Neste sentido, a alfabetização em ciência é tomada como uma contribuição à democracia, ao socializar o conhecimento científico de forma a encorajar o debate público e dificultar a centralização de decisões nas mãos de tecnocratas. Assim, é tomada como humanística, ao auxiliar que cada indivíduo aproveite todo o seu potencial, inclusive biológico (Fourez, 1997, 2000), sendo tida como instrumento de melhoria da qualidade de vida (Vogt & Polino, 2003). Fourez (1997) chega a defini-la como um movimento social. Implicaria em conferir aos indivíduos certa autonomia, uma certa capacidade de comunicação, algumas formas de lidar com situações específicas e de negociar; isto inclui o pensar em ciências e o agir em saúde. Para ele, o conhecimento útil deve ser traduzido para as representações da vida quotidiana, inclusive para a tomada de decisões - abarcando resoluções que afetam a saúde dos indivíduos, servindo à autonomia e ao manejo de situações.

A partir de um novo conceito de ciência, surgiram iniciativas já na década de 70, como uma forma de criticar e avaliar a ciência e a tecnologia dentro do contexto social, os estudos sociais da ciência e da tecnologia, ou estudos sobre CTS, que se constituíram como um campo de trabalho nos âmbitos da investigação acadêmica, da educação e das políticas públicas de países ditos desenvolvidos e em desenvolvimento (Bazzo, Pereira & Linsingen, 2000).

Portanto, este movimento denominado CTS tem por finalidade promover a alfabetização científica e tecnológica, mostrando a ciência e a tecnologia como

atividades humanas de grande importância social, embora não determinantes. Trata-se também de estimular ou consolidar nos jovens o interesse pelos estudos da ciência e tecnologia, mostrando com ênfase a necessidade de um juízo crítico e de uma análise reflexiva das suas interfaces na sociedade, como enfatiza Bazzo e cols. (2003):

“...os enfoques em CTS pretendem que a alfabetização contribua para motivar os estudantes na busca de informação relevante e importante sobre ciências e as tecnologias da vida moderna, com a perspectiva de que possam analisá-la e avaliá- la, refletir sobre essa informação, definir valores implicados nela e tomar decisões a respeito, reconhecendo que sua própria decisão final está inerentemente baseada em valores”(p. 144).

Atualmente, os jovens não são preparados para perceber a devida instrumentalidade do conhecimento que foi transmitido com as situações que encontram no seu dia-a-dia.
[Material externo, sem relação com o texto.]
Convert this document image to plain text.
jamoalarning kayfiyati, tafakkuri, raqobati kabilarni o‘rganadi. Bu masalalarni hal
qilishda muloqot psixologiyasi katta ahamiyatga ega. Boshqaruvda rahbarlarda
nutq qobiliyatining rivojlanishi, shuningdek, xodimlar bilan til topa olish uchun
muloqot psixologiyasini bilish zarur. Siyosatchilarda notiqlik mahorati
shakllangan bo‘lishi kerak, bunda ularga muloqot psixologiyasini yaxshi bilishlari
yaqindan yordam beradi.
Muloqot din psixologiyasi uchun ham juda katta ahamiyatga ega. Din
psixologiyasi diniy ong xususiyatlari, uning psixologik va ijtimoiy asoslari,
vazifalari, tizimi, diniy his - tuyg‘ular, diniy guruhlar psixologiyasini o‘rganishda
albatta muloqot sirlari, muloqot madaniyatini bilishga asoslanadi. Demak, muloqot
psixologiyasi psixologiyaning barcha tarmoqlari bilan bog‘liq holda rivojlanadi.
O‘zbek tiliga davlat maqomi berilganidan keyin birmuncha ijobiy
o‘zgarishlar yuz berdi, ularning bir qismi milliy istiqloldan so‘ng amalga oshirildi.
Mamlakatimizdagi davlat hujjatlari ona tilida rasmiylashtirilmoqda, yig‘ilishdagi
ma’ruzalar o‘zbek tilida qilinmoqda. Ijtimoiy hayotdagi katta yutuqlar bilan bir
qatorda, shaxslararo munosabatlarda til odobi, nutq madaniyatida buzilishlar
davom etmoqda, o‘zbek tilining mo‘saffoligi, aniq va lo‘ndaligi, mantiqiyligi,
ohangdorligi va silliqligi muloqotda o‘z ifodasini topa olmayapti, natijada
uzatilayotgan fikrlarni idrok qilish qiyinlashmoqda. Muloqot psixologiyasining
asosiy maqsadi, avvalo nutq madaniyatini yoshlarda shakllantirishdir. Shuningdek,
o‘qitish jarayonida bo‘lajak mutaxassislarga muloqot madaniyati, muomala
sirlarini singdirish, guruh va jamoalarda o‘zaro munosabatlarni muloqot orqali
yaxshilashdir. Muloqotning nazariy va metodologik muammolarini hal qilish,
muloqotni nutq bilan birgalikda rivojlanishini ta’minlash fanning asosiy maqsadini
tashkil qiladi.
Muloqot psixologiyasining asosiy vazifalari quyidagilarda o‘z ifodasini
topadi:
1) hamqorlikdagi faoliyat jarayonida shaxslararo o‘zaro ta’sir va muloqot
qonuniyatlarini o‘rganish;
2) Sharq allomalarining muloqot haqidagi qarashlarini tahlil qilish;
Assim o conhecimento acaba restrito apenas ao cognitivo, fazendo com que os alunos não percebam a importância e aplicabilidade imediata dos conhecimentos aprendidos (Samagaia, 2003).

Uma das formas de trabalhar conteúdos tecnocientíficos, partindo da perspectiva deste movimento, seja a implementação, como enfatizam Bazzo e cols. (2003), de “enxertos” CTS, ou seja, utilizar questões cotidianas no ensino de ciências, no sentido de contribuir com o desenvolvimento dos conteúdos e despertar o interesse dos estudantes. É importante que se favoreça a discussão dos “enxertos” e que não sirvam apenas de exemplo. O objetivo é incitar curiosidade, favorecer os questionamentos, além de buscar o interesse do estudante. Para tal, pode-se utilizar de situações apresentadas pela mídia (televisão, revistas, jornais, vídeos etc) para contextualizar os

assuntos de sala de aula, criando um ambiente para debate, já que neste caso os estudantes estarão envolvidos na prática educativa.

Acredita-se que a abordagem CTS, por meio de casos simulados (controvérsias científicas), implantada na educação secundária seja um dos grandes passos a serem dados na conscientização de jovens a respeito da aids. Afinal, a aids é uma enfermidade em que aspectos éticos, políticos, econômicos e tecnocientíficos estão estritamente interligados. São especialmente relevantes atividades educativas que mostrem implicações sociais, bem como controvertidas, para favorecer o aprendizado social.